Express View on India-China Defence Ministers’ talks: A fragile peace
The meeting between Defence Minister Rajnath Singh and his Chinese counterpart Li Shangfu saw both sides reiterating their positions, highlighting the persisting gap in the respective perceptions about what went wrong in Ladakh in 2020, its resolution, and how to move forward peacefully from there. This was the first meet between the defence ministers of the two sides since September 2020 when Singh met Li’s predecessor in Moscow. Singh’s sternly worded message to Li was spelt out in a Ministry of Defence statement: He “categorically conveyed that development of relations between India and China is premised on prevalence of peace and tranquility at the borders”; “all issues at the LAC need to be resolved in accordance with existing bilateral agreements and commitments”; “the violation of [these agreements] has eroded the entire basis of bilateral relations”; “disengagement at the border will logically be followed with de-escalation”. In tone and substance, it was a strong assertion of India’s position that matters had not been resolved yet, that the resolution had to come through the comprehensive set of agreements on border management arrived at after painstaking negotiations that Beijing had signed on to but violated. It also made clear that unless there was de-escalation following disengagement — the deployment on the Chinese side is now at permanent levels with infrastructure and hybrid villages — the situation could not be normalised.
For his part, Li brought the message that as far as China was concerned, the situation at the LAC has been resolved and it is time to move on to normalise bilateral relations. According to a statement from the People’s Liberation Army on the talks, the Chinese defence minister said “the situation on the China-India border is generally stable”; “the two sides are in communication via military and diplomatic channels”; they “should take a long-term view, place the border issue in an appropriate position in bilateral relations and promote the transition of the border situation to normalised management”. Stable is not the word to describe the situation at the LAC, going by the continued barring of Indian patrols in the strategic Depsang Plains and in Demchok by China, its attempt to take territory in Tawang through a midnight raid last December, and its renaming exercise of places in Indian territory. “Fragile”, as External Affairs Minister S Jaishankar described the situation recently, seems to be more appropriate.

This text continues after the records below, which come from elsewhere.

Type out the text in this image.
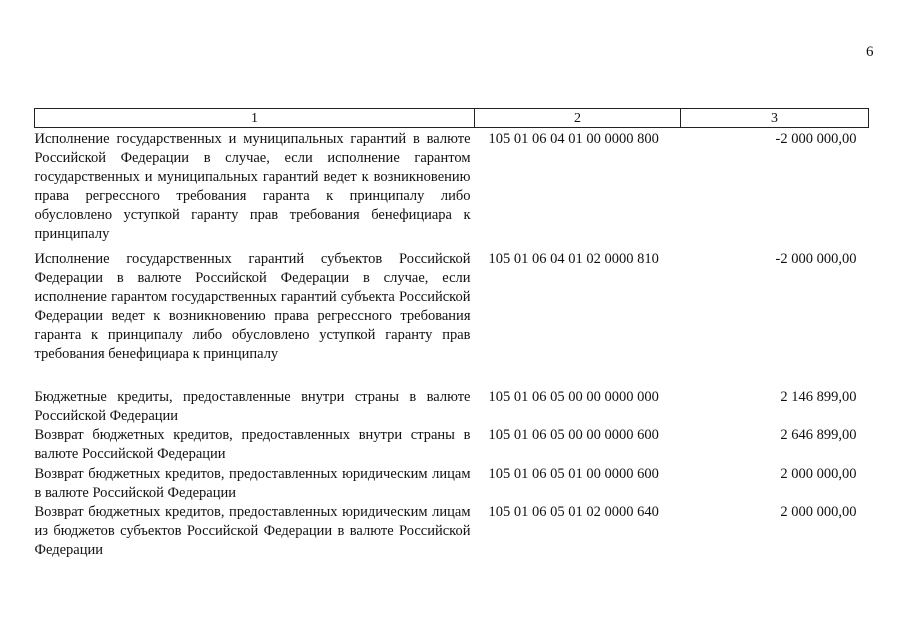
6
1	2	3
Исполнение государственных и муниципальных гарантий в валюте Российской Федерации в случае, если исполнение гарантом государственных и муниципальных гарантий ведет к возникновению права регрессного требования гаранта к принципалу либо обусловлено уступкой гаранту прав требования бенефициара к принципалу	105 01 06 04 01 00 0000 800	-2 000 000,00
Исполнение государственных гарантий субъектов Российской Федерации в валюте Российской Федерации в случае, если исполнение гарантом государственных гарантий субъекта Российской Федерации ведет к возникновению права регрессного требования гаранта к принципалу либо обусловлено уступкой гаранту прав требования бенефициара к принципалу	105 01 06 04 01 02 0000 810	-2 000 000,00
Бюджетные кредиты, предоставленные внутри страны в валюте Российской Федерации	105 01 06 05 00 00 0000 000	2 146 899,00
Возврат бюджетных кредитов, предоставленных внутри страны в валюте Российской Федерации	105 01 06 05 00 00 0000 600	2 646 899,00
Возврат бюджетных кредитов, предоставленных юридическим лицам в валюте Российской Федерации	105 01 06 05 01 00 0000 600	2 000 000,00
Возврат бюджетных кредитов, предоставленных юридическим лицам из бюджетов субъектов Российской Федерации в валюте Российской Федерации	105 01 06 05 01 02 0000 640	2 000 000,00
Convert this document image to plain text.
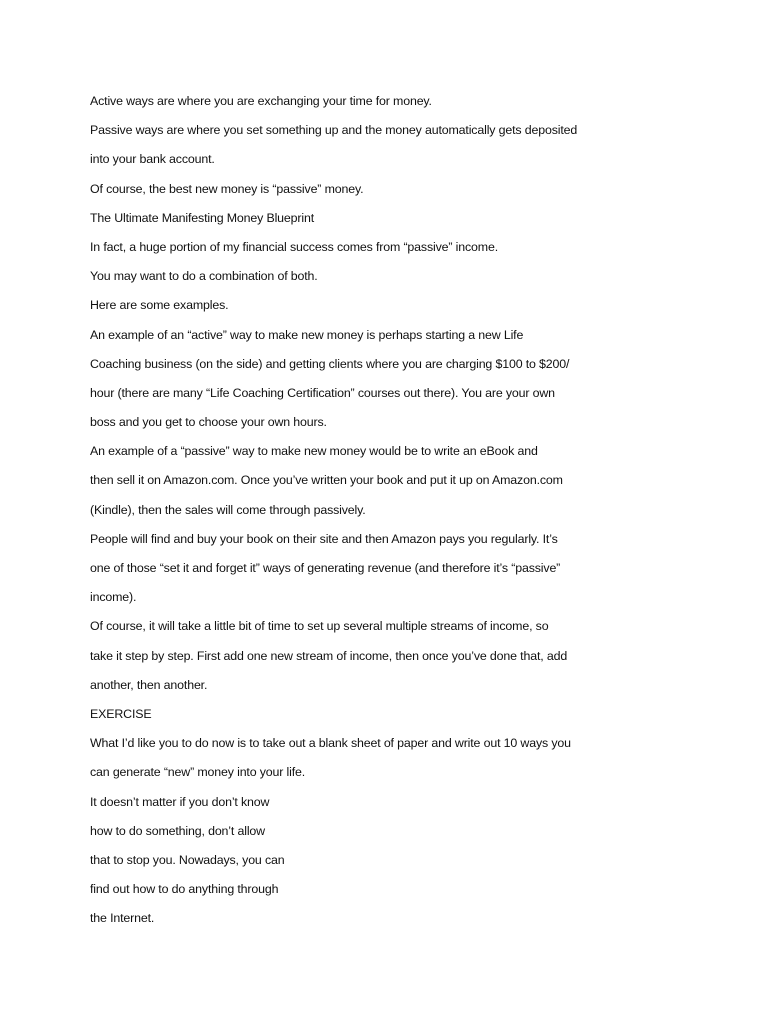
Active ways are where you are exchanging your time for money.
Passive ways are where you set something up and the money automatically gets deposited
into your bank account.
Of course, the best new money is “passive” money.
The Ultimate Manifesting Money Blueprint
In fact, a huge portion of my financial success comes from “passive” income.
You may want to do a combination of both.
Here are some examples.
An example of an “active” way to make new money is perhaps starting a new Life
Coaching business (on the side) and getting clients where you are charging $100 to $200/
hour (there are many “Life Coaching Certification” courses out there). You are your own
boss and you get to choose your own hours.
An example of a “passive” way to make new money would be to write an eBook and
then sell it on Amazon.com. Once you’ve written your book and put it up on Amazon.com
(Kindle), then the sales will come through passively.
People will find and buy your book on their site and then Amazon pays you regularly. It’s
one of those “set it and forget it” ways of generating revenue (and therefore it’s “passive”
income).
Of course, it will take a little bit of time to set up several multiple streams of income, so
take it step by step. First add one new stream of income, then once you’ve done that, add
another, then another.
EXERCISE
What I’d like you to do now is to take out a blank sheet of paper and write out 10 ways you
can generate “new” money into your life.
It doesn’t matter if you don’t know
how to do something, don’t allow
that to stop you. Nowadays, you can
find out how to do anything through
the Internet.
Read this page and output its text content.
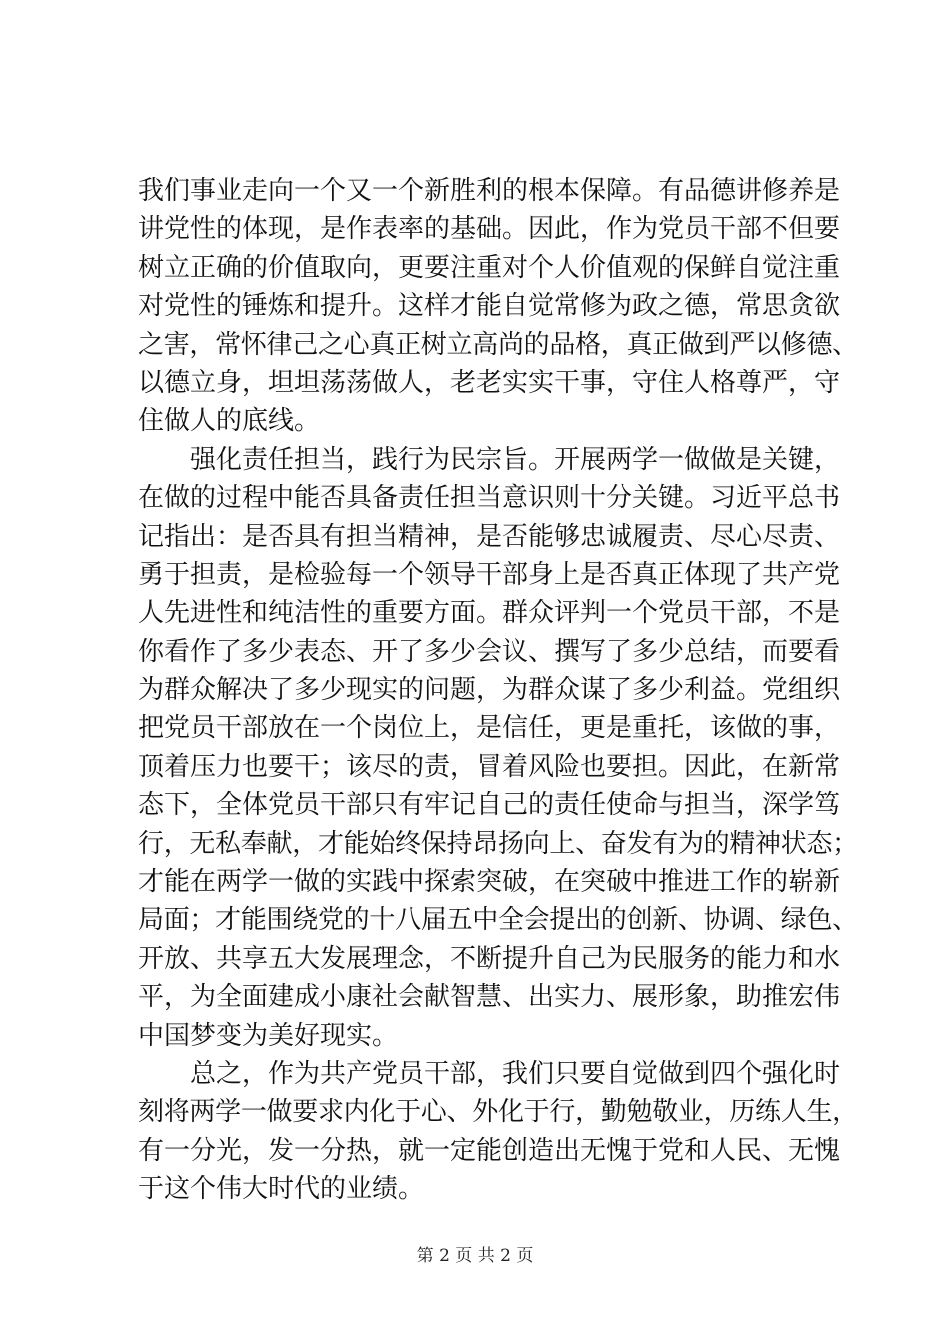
我们事业走向一个又一个新胜利的根本保障。有品德讲修养是
讲党性的体现，是作表率的基础。因此，作为党员干部不但要
树立正确的价值取向，更要注重对个人价值观的保鲜自觉注重
对党性的锤炼和提升。这样才能自觉常修为政之德，常思贪欲
之害，常怀律己之心真正树立高尚的品格，真正做到严以修德、
以德立身，坦坦荡荡做人，老老实实干事，守住人格尊严，守
住做人的底线。
　　强化责任担当，践行为民宗旨。开展两学一做做是关键，
在做的过程中能否具备责任担当意识则十分关键。习近平总书
记指出：是否具有担当精神，是否能够忠诚履责、尽心尽责、
勇于担责，是检验每一个领导干部身上是否真正体现了共产党
人先进性和纯洁性的重要方面。群众评判一个党员干部，不是
你看作了多少表态、开了多少会议、撰写了多少总结，而要看
为群众解决了多少现实的问题，为群众谋了多少利益。党组织
把党员干部放在一个岗位上，是信任，更是重托，该做的事，
顶着压力也要干；该尽的责，冒着风险也要担。因此，在新常
态下，全体党员干部只有牢记自己的责任使命与担当，深学笃
行，无私奉献，才能始终保持昂扬向上、奋发有为的精神状态；
才能在两学一做的实践中探索突破，在突破中推进工作的崭新
局面；才能围绕党的十八届五中全会提出的创新、协调、绿色、
开放、共享五大发展理念，不断提升自己为民服务的能力和水
平，为全面建成小康社会献智慧、出实力、展形象，助推宏伟
中国梦变为美好现实。
　　总之，作为共产党员干部，我们只要自觉做到四个强化时
刻将两学一做要求内化于心、外化于行，勤勉敬业，历练人生，
有一分光，发一分热，就一定能创造出无愧于党和人民、无愧
于这个伟大时代的业绩。
第 2 页 共 2 页
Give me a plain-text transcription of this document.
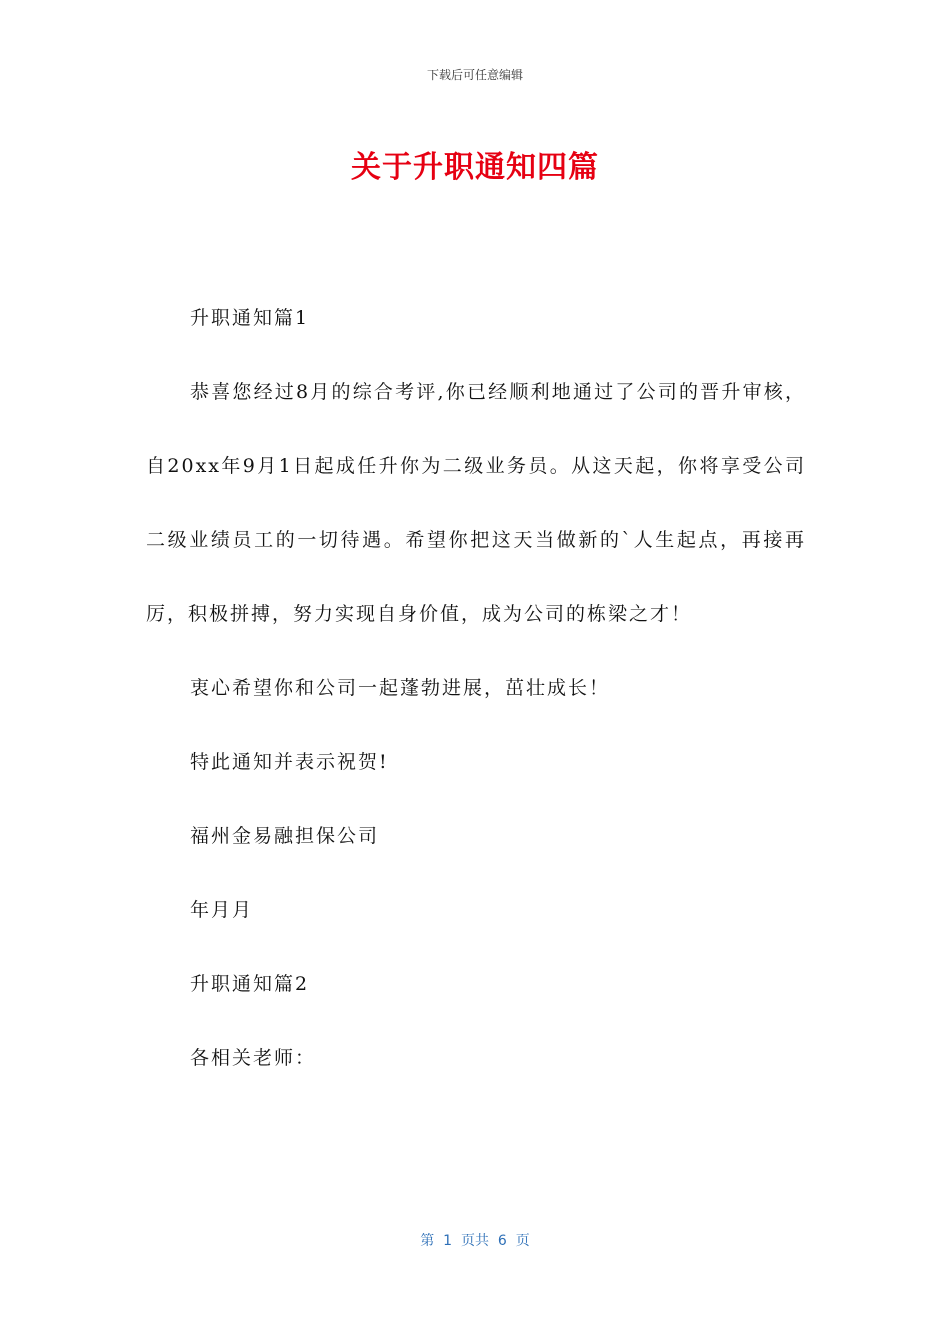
下载后可任意编辑
关于升职通知四篇

升职通知篇1

恭喜您经过8月的综合考评,你已经顺利地通过了公司的晋升审核，自20xx年9月1日起成任升你为二级业务员。从这天起，你将享受公司二级业绩员工的一切待遇。希望你把这天当做新的`人生起点，再接再厉，积极拼搏，努力实现自身价值，成为公司的栋梁之才！

衷心希望你和公司一起蓬勃进展，茁壮成长！

特此通知并表示祝贺!

福州金易融担保公司

年月月

升职通知篇2

各相关老师：

第  1  页共  6  页
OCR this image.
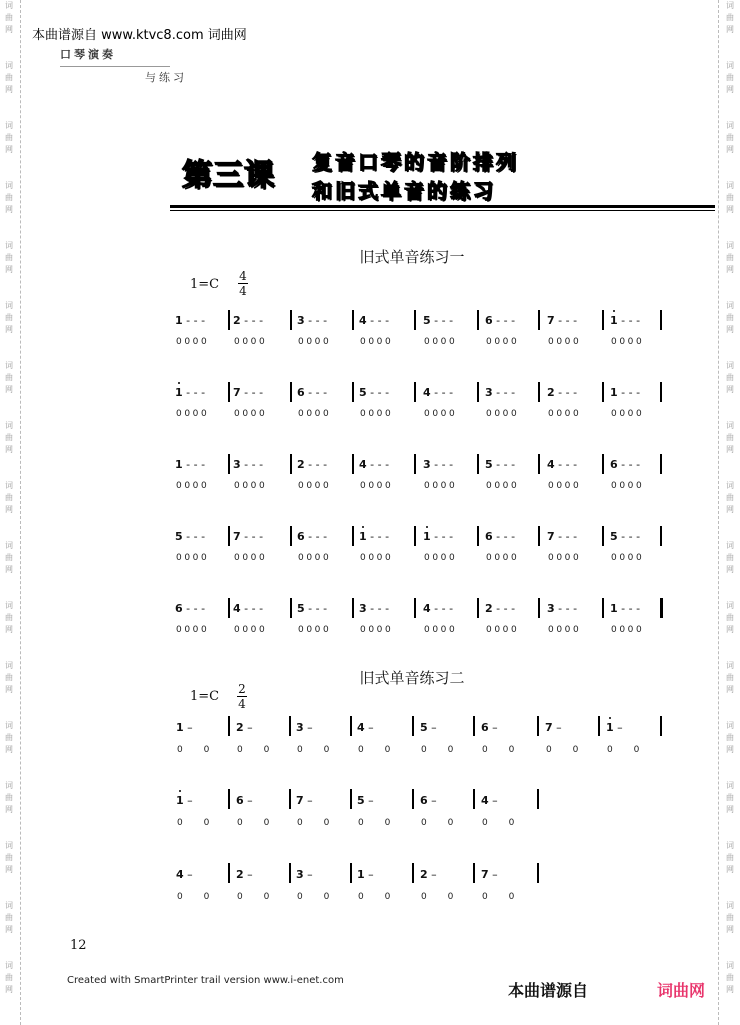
词
曲
网
词
曲
网
词
曲
网
词
曲
网
词
曲
网
词
曲
网
词
曲
网
词
曲
网
词
曲
网
词
曲
网
词
曲
网
词
曲
网
词
曲
网
词
曲
网
词
曲
网
词
曲
网
词
曲
网
词
曲
网
词
曲
网
词
曲
网
词
曲
网
词
曲
网
词
曲
网
词
曲
网
词
曲
网
词
曲
网
词
曲
网
词
曲
网
词
曲
网
词
曲
网
词
曲
网
词
曲
网
词
曲
网
词
曲
网
本曲谱源自 www.ktvc8.com 词曲网
口琴演奏
与练习
第三课 复音口琴的音阶排列
和旧式单音的练习
旧式单音练习一
1=C
4
4
1 - - -
0000
2 - - -
0000
3 - - -
0000
4 - - -
0000
5 - - -
0000
6 - - -
0000
7 - - -
0000
1 - - -
0000
1 - - -
0000
7 - - -
0000
6 - - -
0000
5 - - -
0000
4 - - -
0000
3 - - -
0000
2 - - -
0000
1 - - -
0000
1 - - -
0000
3 - - -
0000
2 - - -
0000
4 - - -
0000
3 - - -
0000
5 - - -
0000
4 - - -
0000
6 - - -
0000
5 - - -
0000
7 - - -
0000
6 - - -
0000
1 - - -
0000
1 - - -
0000
6 - - -
0000
7 - - -
0000
5 - - -
0000
6 - - -
0000
4 - - -
0000
5 - - -
0000
3 - - -
0000
4 - - -
0000
2 - - -
0000
3 - - -
0000
1 - - -
0000
旧式单音练习二
1=C 2
4
1 –
0 0
2 –
0 0
3 –
0 0
4 –
0 0
5 –
0 0
6 –
0 0
7 –
0 0
1 –
0 0
1 –
0 0
6 –
0 0
7 –
0 0
5 –
0 0
6 –
0 0
4 –
0 0
4 –
0 0
2 –
0 0
3 –
0 0
1 –
0 0
2 –
0 0
7 –
0 0
12
Created with SmartPrinter trail version www.i-enet.com
本曲谱源自	词曲网
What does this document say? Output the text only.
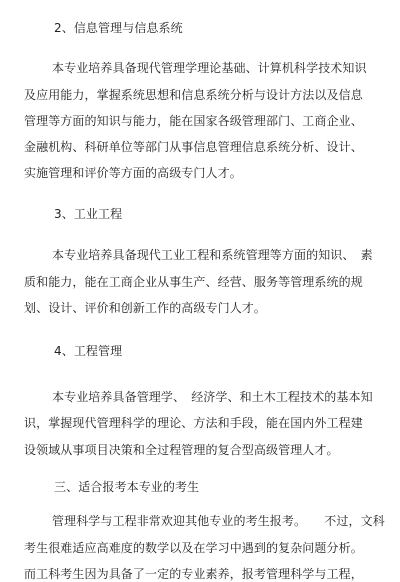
2、信息管理与信息系统
本专业培养具备现代管理学理论基础、计算机科学技术知识
及应用能力，掌握系统思想和信息系统分析与设计方法以及信息
管理等方面的知识与能力，能在国家各级管理部门、工商企业、
金融机构、科研单位等部门从事信息管理信息系统分析、设计、
实施管理和评价等方面的高级专门人才。
3、工业工程
本专业培养具备现代工业工程和系统管理等方面的知识、　素
质和能力，能在工商企业从事生产、经营、服务等管理系统的规
划、设计、评价和创新工作的高级专门人才。
4、工程管理
本专业培养具备管理学、　经济学、和土木工程技术的基本知
识，掌握现代管理科学的理论、方法和手段，能在国内外工程建
设领域从事项目决策和全过程管理的复合型高级管理人才。
三、适合报考本专业的考生
管理科学与工程非常欢迎其他专业的考生报考。　　不过，文科
考生很难适应高难度的数学以及在学习中遇到的复杂问题分析。
而工科考生因为具备了一定的专业素养，报考管理科学与工程，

It now seems that India-China positions on the border issue are frozen along these two irreconcilable positions. Delhi no longer uses the words “return to status quo April 20, 2020” in formal communication, but Beijing needs to realise that the creation of buffer zones at the so-called friction points in eastern Ladakh was not a resolution, but a step to prevent unintended consequences. India may be trading more with China than it has done in the past, but that should not be misunderstood by Beijing as “normalisation” of bilateral relations.